Friday, August 20th brings the next USDA Cattle on Feed report fewer placements, marketings, and cattle on feed than a year ago. The report will have some implications for beef production in coming months.

July marketings are expected to be down about 3 percent from last year. Given one less “slaughter day” in July 2021 than in 2020 that means daily average marketings will likely be higher than last year. In relation to feedlot marketings and cattle slaughter, slaughter cattle imports from Canada were up in July about 23,000 head from last year. That data, however, includes both fed cattle and cull cows headed for a U.S. plant, so it’s difficult to parse out what might be contributing to fed cattle supplies and what is contributing to cow slaughter.

Placements are expected to be below last year, by some 6-7 percent. Feeder cattle imports in July from Mexico and Canada were below a year ago by about 45,000 and 20,000 head, respectively. Over the last 5 years, on average, placements have tended to decline slightly from June to July with last year being the exception. One area of interest in the report will be any evidence of drought forced earlier placements out of the West and Northern Plains.

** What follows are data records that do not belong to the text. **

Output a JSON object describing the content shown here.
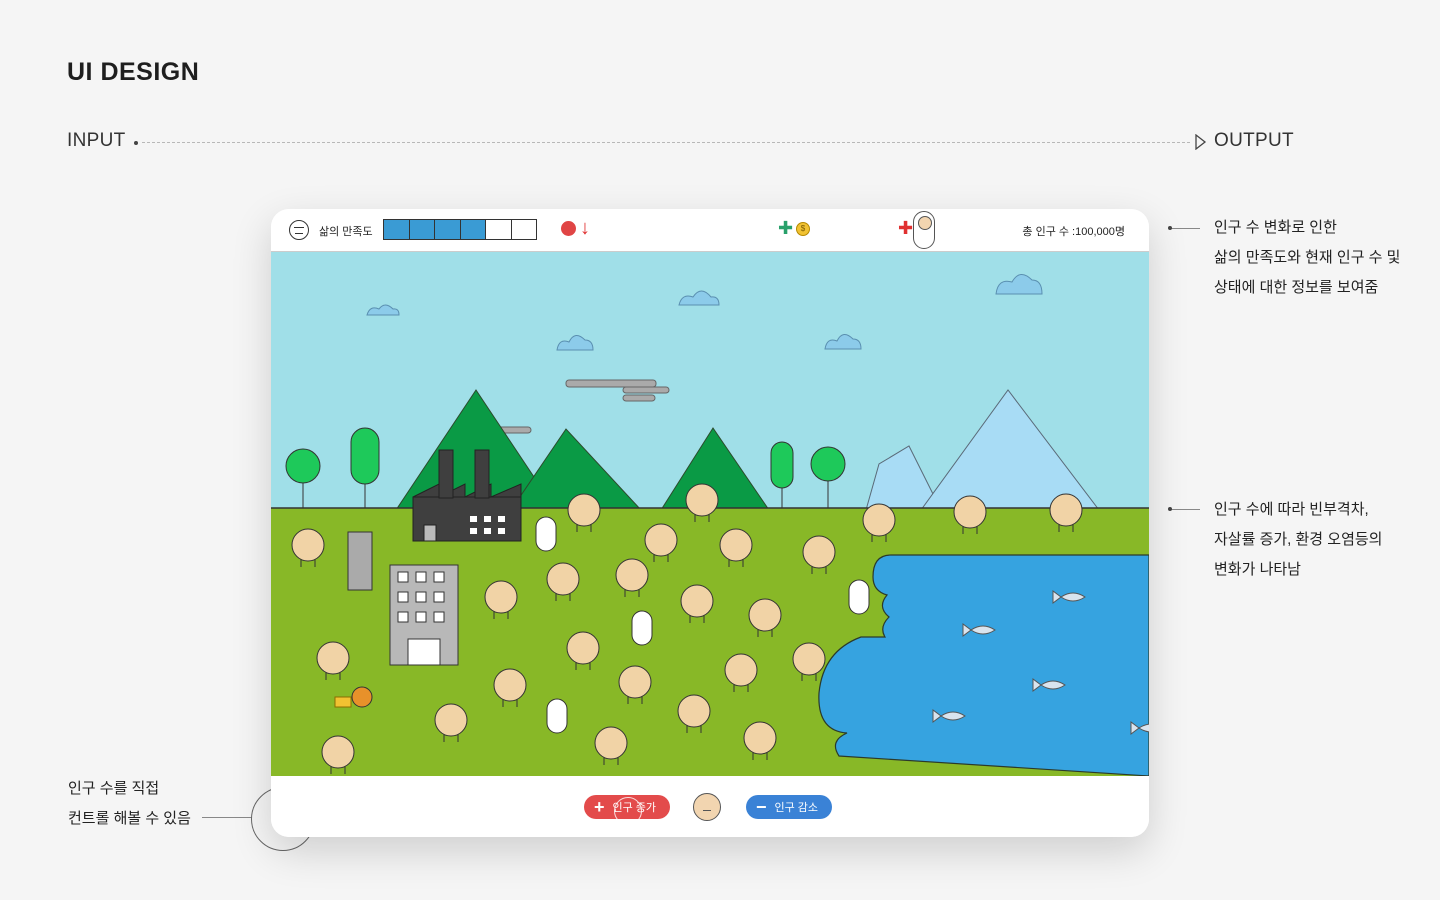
{
  "page": {
    "title": "UI DESIGN",
    "input_label": "INPUT",
    "output_label": "OUTPUT"
  },
  "notes": {
    "top": [
      "인구 수 변화로 인한",
      "삶의 만족도와 현재 인구 수 및",
      "상태에 대한 정보를 보여줌"
    ],
    "middle": [
      "인구 수에 따라 빈부격차,",
      "자살률 증가, 환경 오염등의",
      "변화가 나타남"
    ],
    "bottom": [
      "인구 수를 직접",
      "컨트롤 해볼 수 있음"
    ]
  },
  "game": {
    "satisfaction_label": "삶의 만족도",
    "satisfaction_level": 0.67,
    "coin_symbol": "$",
    "population_total": "총 인구 수 :100,000명",
    "increase_label": "인구 증가",
    "decrease_label": "인구 감소"
  },
  "colors": {
    "sky": "#a0dfe8",
    "grass": "#88b827",
    "lake": "#36a3e0",
    "mountain": "#0a9a45",
    "ice_mountain": "#a8dcf5",
    "increase": "#e34b4b",
    "decrease": "#3a82d6",
    "satisfaction_fill": "#3a9bd4"
  },
  "icons": [
    "neutral-face-icon",
    "sad-face-icon",
    "down-arrow-icon",
    "plus-icon",
    "coin-icon",
    "baby-icon",
    "minus-icon",
    "fish-icon",
    "factory-icon",
    "tree-icon",
    "cloud-icon"
  ]
}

Combining marketings and placements leaves the number of cattle-on-feed at more than 1.5 percent lower than a year ago. Total cattle-on-feed tends to decline seasonally from June to a low in September. Declining on feed numbers would be in keeping with the normal seasonal pattern. It would also reflect the longer term cyclical decline in beef cow numbers and the resulting fewer calves.

The cattle-on-feed report will likely provide more evidence of tightening fed cattle numbers and beef production to begin 2022. Beef production has been below a year ago for 5 out of the last 6 weeks. Average federally inspected steer and heifer dressed weights continue to run below a year ago, fueling the decline in beef production. It’s also worth noting that the amount of beef grading Choice as a percent of all beef graded has been below last year for about 7 weeks. Last week 72.3 percent of beef graded was Choice compared to 73.6 percent last week. Tighter supplies of Choice beef is likely keeping the Choice-Select spread wider than a this time last year and wider than the 5-year average.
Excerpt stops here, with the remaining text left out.